As I have been writing these daily blog posts about Christmas I cannot help but think that the issues that I have been writing about may see somewhat trivial to many people. My aim has been, like the blog more generally, to reflect our lives and concerns as a family, and chronicle the changes that I experience as a father of two young boys. The blog helps me to say that I do not find being a father easy, but also says that when I do put the effort in then the rewards are often great.
It is very natural for us to be concerned about our own situations and see the challenges that lie therein. Parenthood is difficult and Christmas is no different in that respect. In many ways those difficulties are magnified at this time of year as relationships and lives come under the microscope.
So I did want to take a moment, amidst my own issues, to remember those for whom Christmas is a far from happy time for whatever reason; be it bereavement, poverty, family crisis, conflict or environmental disaster. People for whom having a ‘normal Sunday‘ on Christmas Day would be something to dream about.
Concern for those who are less fortunate at Christmas for me is personified by my Auntie Enid, who lost her husband at an early age and who for the first few years after he died used to sit by his grave in the rain and freezing cold on Christmas Day. She refused all offers from family and friends to be with them at Christmas, saying she preferred being with her husband whose death had obviously devastated her.

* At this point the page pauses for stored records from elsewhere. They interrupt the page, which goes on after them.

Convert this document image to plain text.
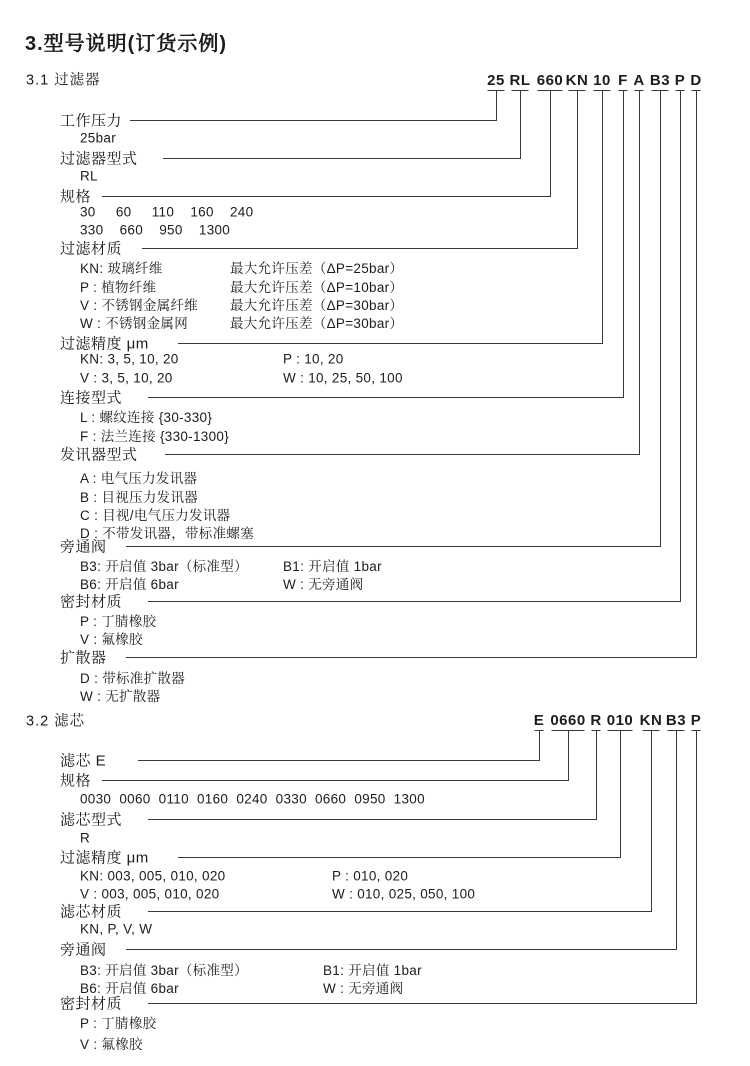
3.型号说明(订货示例)
3.1 过滤器	25 RL 660 KN 10 F A B3 P D
工作压力
25bar
过滤器型式
RL
规格
30     60     110    160    240
330    660    950    1300
过滤材质
KN: 玻璃纤维	最大允许压差（ΔP=25bar）
P : 植物纤维	最大允许压差（ΔP=10bar）
V : 不锈钢金属纤维 最大允许压差（ΔP=30bar）
W : 不锈钢金属网	最大允许压差（ΔP=30bar）
过滤精度 μm
KN: 3, 5, 10, 20	P : 10, 20
V : 3, 5, 10, 20	W : 10, 25, 50, 100
连接型式
L : 螺纹连接 {30-330}
F : 法兰连接 {330-1300}
发讯器型式
A : 电气压力发讯器
B : 目视压力发讯器
C : 目视/电气压力发讯器
D : 不带发讯器，带标准螺塞
旁通阀
B3: 开启值 3bar（标准型）	B1: 开启值 1bar
B6: 开启值 6bar	W : 无旁通阀
密封材质
P : 丁腈橡胶
V : 氟橡胶
扩散器
D : 带标准扩散器
W : 无扩散器
3.2 滤芯	E 0660 R 010 KN B3 P
滤芯 E
规格
0030  0060  0110  0160  0240  0330  0660  0950  1300
滤芯型式
R
过滤精度 μm
KN: 003, 005, 010, 020	P : 010, 020
V : 003, 005, 010, 020	W : 010, 025, 050, 100
滤芯材质
KN, P, V, W
旁通阀
B3: 开启值 3bar（标准型）	B1: 开启值 1bar
B6: 开启值 6bar	W : 无旁通阀
密封材质
P : 丁腈橡胶
V : 氟橡胶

Then she heard about Crisis at Christmas, a charity who provide homeless people in London with shelter, fresh clothes and food over the Christmas period. Her Christmases were transformed as she spent a week every year sleeping on concrete floors, and serving and washing the feet of some of London’s most disadvantaged people. She also used to collect clothes for the charity during the year and sent at least a large lorry load down to London every year.

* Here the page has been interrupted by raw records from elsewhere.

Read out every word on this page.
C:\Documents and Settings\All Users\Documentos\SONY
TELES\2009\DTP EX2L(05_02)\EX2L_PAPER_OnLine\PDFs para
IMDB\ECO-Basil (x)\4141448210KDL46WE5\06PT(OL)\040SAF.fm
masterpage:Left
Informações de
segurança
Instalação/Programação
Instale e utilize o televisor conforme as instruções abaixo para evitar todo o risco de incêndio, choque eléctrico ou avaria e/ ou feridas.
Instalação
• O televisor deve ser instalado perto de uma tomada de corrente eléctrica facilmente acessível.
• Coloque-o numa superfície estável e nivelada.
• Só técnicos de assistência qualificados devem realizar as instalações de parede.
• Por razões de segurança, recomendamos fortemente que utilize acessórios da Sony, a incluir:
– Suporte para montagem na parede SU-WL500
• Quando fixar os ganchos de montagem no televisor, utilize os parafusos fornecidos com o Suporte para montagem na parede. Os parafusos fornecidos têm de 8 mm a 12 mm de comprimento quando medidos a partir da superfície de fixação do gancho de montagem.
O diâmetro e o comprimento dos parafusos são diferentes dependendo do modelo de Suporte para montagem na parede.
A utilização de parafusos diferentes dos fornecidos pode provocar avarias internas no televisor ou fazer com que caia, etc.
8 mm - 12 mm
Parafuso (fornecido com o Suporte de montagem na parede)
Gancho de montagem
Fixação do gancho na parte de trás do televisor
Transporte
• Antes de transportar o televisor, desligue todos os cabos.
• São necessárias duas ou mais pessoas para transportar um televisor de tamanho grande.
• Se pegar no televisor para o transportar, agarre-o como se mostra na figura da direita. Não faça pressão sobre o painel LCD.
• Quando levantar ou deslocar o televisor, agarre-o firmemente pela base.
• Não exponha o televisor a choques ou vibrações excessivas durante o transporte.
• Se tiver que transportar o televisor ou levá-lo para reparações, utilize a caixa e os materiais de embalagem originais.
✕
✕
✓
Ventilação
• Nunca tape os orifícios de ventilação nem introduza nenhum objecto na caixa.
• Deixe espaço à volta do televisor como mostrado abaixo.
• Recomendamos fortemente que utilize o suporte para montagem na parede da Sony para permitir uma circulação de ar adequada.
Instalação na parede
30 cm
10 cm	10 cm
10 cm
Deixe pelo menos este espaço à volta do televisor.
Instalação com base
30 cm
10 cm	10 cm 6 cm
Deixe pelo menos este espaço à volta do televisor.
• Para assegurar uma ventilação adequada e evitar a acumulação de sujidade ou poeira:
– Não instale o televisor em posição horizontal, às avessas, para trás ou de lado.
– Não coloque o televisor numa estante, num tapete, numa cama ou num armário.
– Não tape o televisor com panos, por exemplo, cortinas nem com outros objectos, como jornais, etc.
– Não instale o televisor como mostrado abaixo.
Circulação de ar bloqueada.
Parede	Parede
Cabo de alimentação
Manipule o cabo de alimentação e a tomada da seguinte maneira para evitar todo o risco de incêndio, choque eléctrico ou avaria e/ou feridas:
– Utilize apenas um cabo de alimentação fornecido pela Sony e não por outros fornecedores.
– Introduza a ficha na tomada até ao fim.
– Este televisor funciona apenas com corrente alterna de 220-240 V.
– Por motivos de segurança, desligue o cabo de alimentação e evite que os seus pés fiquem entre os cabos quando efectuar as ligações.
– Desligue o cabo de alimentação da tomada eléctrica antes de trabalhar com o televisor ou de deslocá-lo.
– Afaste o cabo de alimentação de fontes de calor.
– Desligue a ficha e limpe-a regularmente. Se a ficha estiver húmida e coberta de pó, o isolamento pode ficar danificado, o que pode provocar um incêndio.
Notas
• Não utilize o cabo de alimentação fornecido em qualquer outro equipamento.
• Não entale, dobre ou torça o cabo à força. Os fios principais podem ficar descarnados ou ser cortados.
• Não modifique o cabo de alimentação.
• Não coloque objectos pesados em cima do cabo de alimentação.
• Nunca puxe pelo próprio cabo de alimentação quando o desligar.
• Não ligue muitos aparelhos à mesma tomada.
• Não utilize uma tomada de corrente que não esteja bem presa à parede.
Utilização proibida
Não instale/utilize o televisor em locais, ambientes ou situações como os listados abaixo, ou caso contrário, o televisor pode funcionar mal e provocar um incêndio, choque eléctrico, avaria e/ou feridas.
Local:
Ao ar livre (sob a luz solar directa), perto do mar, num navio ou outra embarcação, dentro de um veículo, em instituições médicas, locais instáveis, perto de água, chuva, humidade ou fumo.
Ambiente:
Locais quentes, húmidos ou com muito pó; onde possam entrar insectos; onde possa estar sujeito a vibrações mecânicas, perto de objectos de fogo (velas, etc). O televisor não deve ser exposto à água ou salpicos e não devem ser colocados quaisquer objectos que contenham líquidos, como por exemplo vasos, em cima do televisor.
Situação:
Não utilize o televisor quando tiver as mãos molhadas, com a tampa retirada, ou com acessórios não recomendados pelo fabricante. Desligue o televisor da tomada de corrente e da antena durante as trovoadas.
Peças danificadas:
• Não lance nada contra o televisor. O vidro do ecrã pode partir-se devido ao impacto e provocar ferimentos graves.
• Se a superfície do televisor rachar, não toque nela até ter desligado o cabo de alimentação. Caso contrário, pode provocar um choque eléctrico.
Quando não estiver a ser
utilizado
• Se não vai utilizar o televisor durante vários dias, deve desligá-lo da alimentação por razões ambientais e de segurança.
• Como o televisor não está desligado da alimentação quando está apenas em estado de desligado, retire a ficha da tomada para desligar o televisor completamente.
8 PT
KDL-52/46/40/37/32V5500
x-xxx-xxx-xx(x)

Out of her own grief Auntie Enid, who sadly died last year, made such a huge difference to so many people at Christmas time; and she got a huge amount of pleasure from what she did but did not want to accept any praise for it since is was also her way of coping with this time of year.
I am always very humbled when I think of Auntie Enid and the people she cared for. It reminds me that Christmas is not such a joyous time for every one, and I am very lucky to have what I have. This helps me to realise this and, while it does not take away the real concerns and challenges that my own situation brings, it helps me put them in perspective.